Przy okazji zakładania łąk czy pasów kwietnych nie należy zapominać, że poza zapewnieniem wyżywienia dobrze byłoby dać naszym gościom również zakwaterowanie. Oprócz modnych dziś hotelików dla owadów, można stosować uliki dla trzmieli, gliniane wieże czy suche murki.

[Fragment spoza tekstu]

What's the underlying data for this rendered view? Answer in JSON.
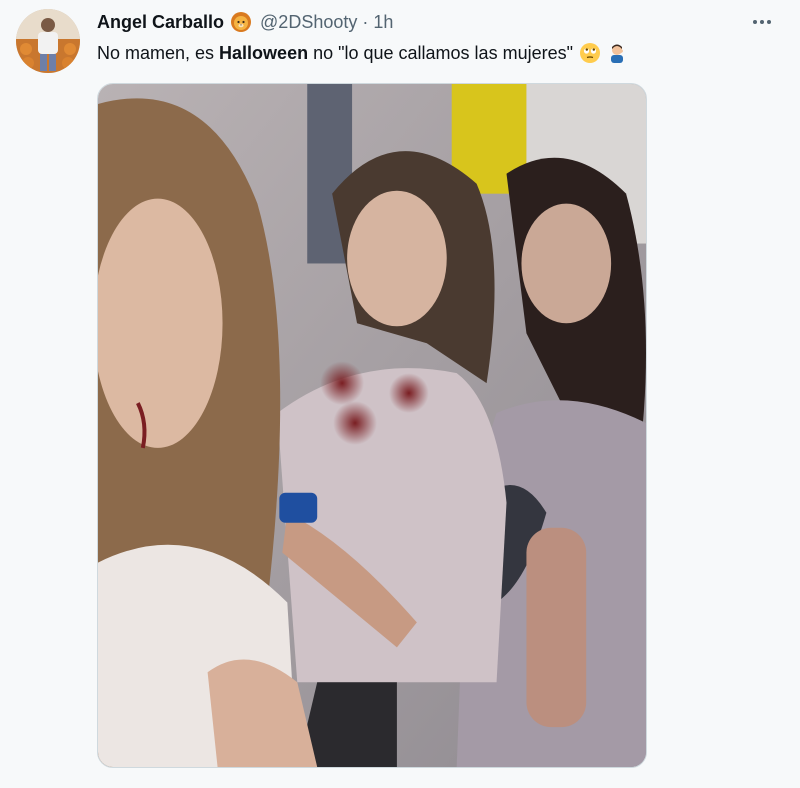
{
  "tweet": {
    "author": {
      "display_name": "Angel Carballo",
      "badge_emoji": "lion-face-emoji",
      "handle": "@2DShooty",
      "separator": "·",
      "time": "1h"
    },
    "text": {
      "part1": "No mamen, es ",
      "bold": "Halloween",
      "part2": " no \"lo que callamos las mujeres\"",
      "emojis": [
        "rolling-eyes-emoji",
        "man-facepalming-emoji"
      ]
    },
    "media": {
      "kind": "photo",
      "alt": "three women in zombie Halloween makeup selfie"
    },
    "more_icon": "more-horizontal-icon"
  },
  "colors": {
    "background": "#f7f9fa",
    "text_primary": "#0f1419",
    "text_secondary": "#536471"
  }
}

Warto jednak pamiętać o naturalnych schronieniach w postaci kłód drewna, stert kamieni czy liści, nasi lokatorzy będą szczególnie wdzięczni za fragmenty pozostawione w „artystycznym” nieładzie.

Około 20 % powierzchni Wielkopolskiego Parku Narodowego stanowią obszary rolnicze. Z tego powodu Park podejmuje różnego rodzaju działania mające zwiększyć różnorodność gatunkową tych terenów. Jednym z nich jest wprowadzanie kwietnych pasów. W krajobrazie rolniczym, w którym na dużych połaciach uprawiany jest często jeden rodzaj roślin, stanowią one piękny, kolorowy element. Uzupełniają pasy zadrzewień śródpolnych, stanowiąc korytarze ekologiczne łączące różne biotopy i pozwalają na swobodne migrowanie. W niektórych miejscach wprowadzono „hoteliki” dla owadów. Już w pierwszym roku funkcjonowania kwietnych pasów obserwowaliśmy olbrzymie ilości różnorodnych bezkręgowców, w tym zwłaszcza owadów-zapylaczy. Kolejni biesiadnicy – drobne ssaki, a i „nieco” większe jelenie czy sarny skubiące ziółka, jaszczurki zwinki i wiele różnych gatunków ptaków, zasiadło przy suto zastawionym stole. Chcemy rozwijać dalej projekt kwietnych pasów w terenach rolniczych, które leżą w granicach WPN. Polecamy jednak każdemu, bez względu na wielkość powierzchni jaką dysponuje, wprowadzenie kwietnych założeń, bo to i pięknie i z pożytkiem dla wszystkich.